Cool video and nice work with the editing. Hope those lionfish met their end.


----------



## TSpecks (Oct 3, 2007)

Bada$$ video!!!! I thought I read something a while back wanting divers to shoot all lion fish?


----------



## no woryz (Oct 2, 2007)

Great Video Scott.... that seems cool now but it didn't at the time and the video still doesn't do the storm justice, Wow, the video has 104 plays already.... with the royalties I will get I can buy a bigger lobster bag..... Just send the check weekly.... We do kill most of the lionfish we see, we have a "lion tamer" we picked up from MBT that kills them quite easily.... But even lion fish take a backseat to wrestling with spiney's and bagging lobster, but we will return to get the lion fish very soon...


----------



## PaulBoydenCustoms (Dec 3, 2008)

Nice vid, and great catch


----------



## coolbluestreak (Jun 27, 2011)

Awesome footage!
My buddy's and I have watched all your videos and can't wait for more. :thumbsup:


----------



## cuzmondo (Oct 1, 2007)

Wow, looks like you guys had an awesome day sans the storm. Hate to see those damn nasty lionfish though. I guess there here for good.


----------



## Plattinum (Sep 16, 2010)

Agreed, hate to see all those lion fish. Nice video as always, and nice catch. I want to try the Trysler Grounds one of these days, but I am fearful of just diving sand bottom, not being skilled finding natural bottom on my finder.


----------



## Firefishvideo (Jul 1, 2010)

Plattinum said:


> Agreed, hate to see all those lion fish. Nice video as always, and nice catch. I want to try the Trysler Grounds one of these days, but I am fearful of just diving sand bottom, not being skilled finding natural bottom on my finder.

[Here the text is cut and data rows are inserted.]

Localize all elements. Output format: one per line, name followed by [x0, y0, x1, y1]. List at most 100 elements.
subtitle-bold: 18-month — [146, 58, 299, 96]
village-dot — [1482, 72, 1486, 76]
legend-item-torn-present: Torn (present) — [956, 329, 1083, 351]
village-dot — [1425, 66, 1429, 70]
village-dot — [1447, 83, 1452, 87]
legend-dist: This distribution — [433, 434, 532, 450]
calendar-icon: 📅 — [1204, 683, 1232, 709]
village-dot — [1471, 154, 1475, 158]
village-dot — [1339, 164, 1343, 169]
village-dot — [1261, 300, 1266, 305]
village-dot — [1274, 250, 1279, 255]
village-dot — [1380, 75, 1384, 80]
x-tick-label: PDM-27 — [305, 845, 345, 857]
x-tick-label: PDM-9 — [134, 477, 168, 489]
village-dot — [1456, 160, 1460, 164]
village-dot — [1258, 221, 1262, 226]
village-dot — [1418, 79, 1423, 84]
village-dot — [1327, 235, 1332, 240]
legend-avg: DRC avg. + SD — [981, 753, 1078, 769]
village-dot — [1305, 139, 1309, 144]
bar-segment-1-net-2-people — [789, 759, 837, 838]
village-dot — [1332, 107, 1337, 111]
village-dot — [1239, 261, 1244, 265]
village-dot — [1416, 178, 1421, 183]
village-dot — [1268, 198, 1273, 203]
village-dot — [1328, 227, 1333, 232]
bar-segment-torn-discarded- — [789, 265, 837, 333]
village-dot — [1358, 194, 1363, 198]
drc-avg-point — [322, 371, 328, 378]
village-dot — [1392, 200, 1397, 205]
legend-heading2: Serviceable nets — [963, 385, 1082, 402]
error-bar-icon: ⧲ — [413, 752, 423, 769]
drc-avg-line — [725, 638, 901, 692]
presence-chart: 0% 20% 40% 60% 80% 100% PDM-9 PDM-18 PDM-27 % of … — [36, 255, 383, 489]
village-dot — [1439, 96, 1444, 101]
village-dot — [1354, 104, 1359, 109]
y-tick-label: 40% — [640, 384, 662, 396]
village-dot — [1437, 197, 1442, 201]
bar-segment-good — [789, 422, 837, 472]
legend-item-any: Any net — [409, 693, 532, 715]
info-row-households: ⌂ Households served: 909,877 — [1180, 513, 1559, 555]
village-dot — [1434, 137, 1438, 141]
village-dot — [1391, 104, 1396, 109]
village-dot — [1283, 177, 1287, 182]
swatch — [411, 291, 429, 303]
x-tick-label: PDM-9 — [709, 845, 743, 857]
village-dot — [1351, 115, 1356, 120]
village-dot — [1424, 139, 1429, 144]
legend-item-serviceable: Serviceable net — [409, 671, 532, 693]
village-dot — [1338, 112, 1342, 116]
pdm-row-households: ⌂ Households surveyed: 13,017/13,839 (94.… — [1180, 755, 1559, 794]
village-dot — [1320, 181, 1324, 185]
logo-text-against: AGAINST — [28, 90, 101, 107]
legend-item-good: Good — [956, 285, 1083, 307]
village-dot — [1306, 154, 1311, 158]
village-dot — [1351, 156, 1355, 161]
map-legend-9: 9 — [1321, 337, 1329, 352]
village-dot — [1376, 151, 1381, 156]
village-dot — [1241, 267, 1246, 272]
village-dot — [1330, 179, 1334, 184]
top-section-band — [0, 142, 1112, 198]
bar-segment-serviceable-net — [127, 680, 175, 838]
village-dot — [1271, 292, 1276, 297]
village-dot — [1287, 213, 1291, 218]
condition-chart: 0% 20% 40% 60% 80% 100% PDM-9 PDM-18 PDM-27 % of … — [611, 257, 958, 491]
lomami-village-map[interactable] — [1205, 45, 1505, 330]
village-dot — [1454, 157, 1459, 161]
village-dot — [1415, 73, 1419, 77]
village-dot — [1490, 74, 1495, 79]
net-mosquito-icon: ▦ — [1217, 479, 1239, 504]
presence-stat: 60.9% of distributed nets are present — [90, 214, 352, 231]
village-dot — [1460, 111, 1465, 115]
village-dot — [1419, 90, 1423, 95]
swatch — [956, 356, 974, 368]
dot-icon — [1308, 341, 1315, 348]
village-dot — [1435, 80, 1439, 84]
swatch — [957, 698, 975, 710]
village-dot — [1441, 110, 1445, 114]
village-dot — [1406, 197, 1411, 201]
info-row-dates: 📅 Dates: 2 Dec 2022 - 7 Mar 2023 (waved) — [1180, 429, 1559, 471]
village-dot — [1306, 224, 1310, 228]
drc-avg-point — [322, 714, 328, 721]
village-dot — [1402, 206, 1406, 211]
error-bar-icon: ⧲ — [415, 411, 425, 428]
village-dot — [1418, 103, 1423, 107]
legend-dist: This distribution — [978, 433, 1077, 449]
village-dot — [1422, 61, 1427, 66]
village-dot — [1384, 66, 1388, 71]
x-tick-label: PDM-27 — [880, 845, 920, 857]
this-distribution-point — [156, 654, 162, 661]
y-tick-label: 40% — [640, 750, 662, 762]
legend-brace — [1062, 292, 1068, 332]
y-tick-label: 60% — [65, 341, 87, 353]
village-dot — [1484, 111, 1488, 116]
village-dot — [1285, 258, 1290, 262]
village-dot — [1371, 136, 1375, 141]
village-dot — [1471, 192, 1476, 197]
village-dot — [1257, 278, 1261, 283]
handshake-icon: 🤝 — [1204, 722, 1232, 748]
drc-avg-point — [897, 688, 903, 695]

 We went back for a night dive on trysler saturday night, and there were lionfish everywhere, I killed a few on the first dive, but gave up after I saw how many there were.....and if I saw one ...there were probably twenty nearby! ....Pretty much up to Darwin at this point!
I know how you feel about sand diving!.....we usually end up doing some of that , but eventually you will find some GOOD spots!:thumbsup:


----------



## coolbluestreak (Jun 27, 2011)

Does anything eat/kill lionfish?
I was reading that the females spawn approx 30,000 eggs at a time and they spawn three times a month, that's like 1,080,000 eggs a year per female, that's nuts!


----------



## Firefishvideo (Jul 1, 2010)

coolbluestreak said:


> Does anything eat/kill lionfish?
> I was reading that the females spawn approx 30,000 eggs at a time and they spawn three times a month, that's like 1,080,000 eggs a year per female, that's nuts!


 WOW!....that would explain a lot.....I don't think anything HERE eats them....they are from Indonesia, and there is a type of Grouper THERE that eats them. They are not supposed to be HERE .....they were transported in the ballast tanks of ships .....they think.
I blew one completely in half last week (with my Riffe) ....the pieces landed on a rock with all kinds of meat hanging out....and not ONE fish would even pick at the scraps! NOT GOOD!:blink:


----------



## sealark (Sep 27, 2007)

I just got back from Key West and the Lion fish are all over I would bet we saw over two hundred in the two weeks we were down there lobster diving. They are here to stay for sure.


----------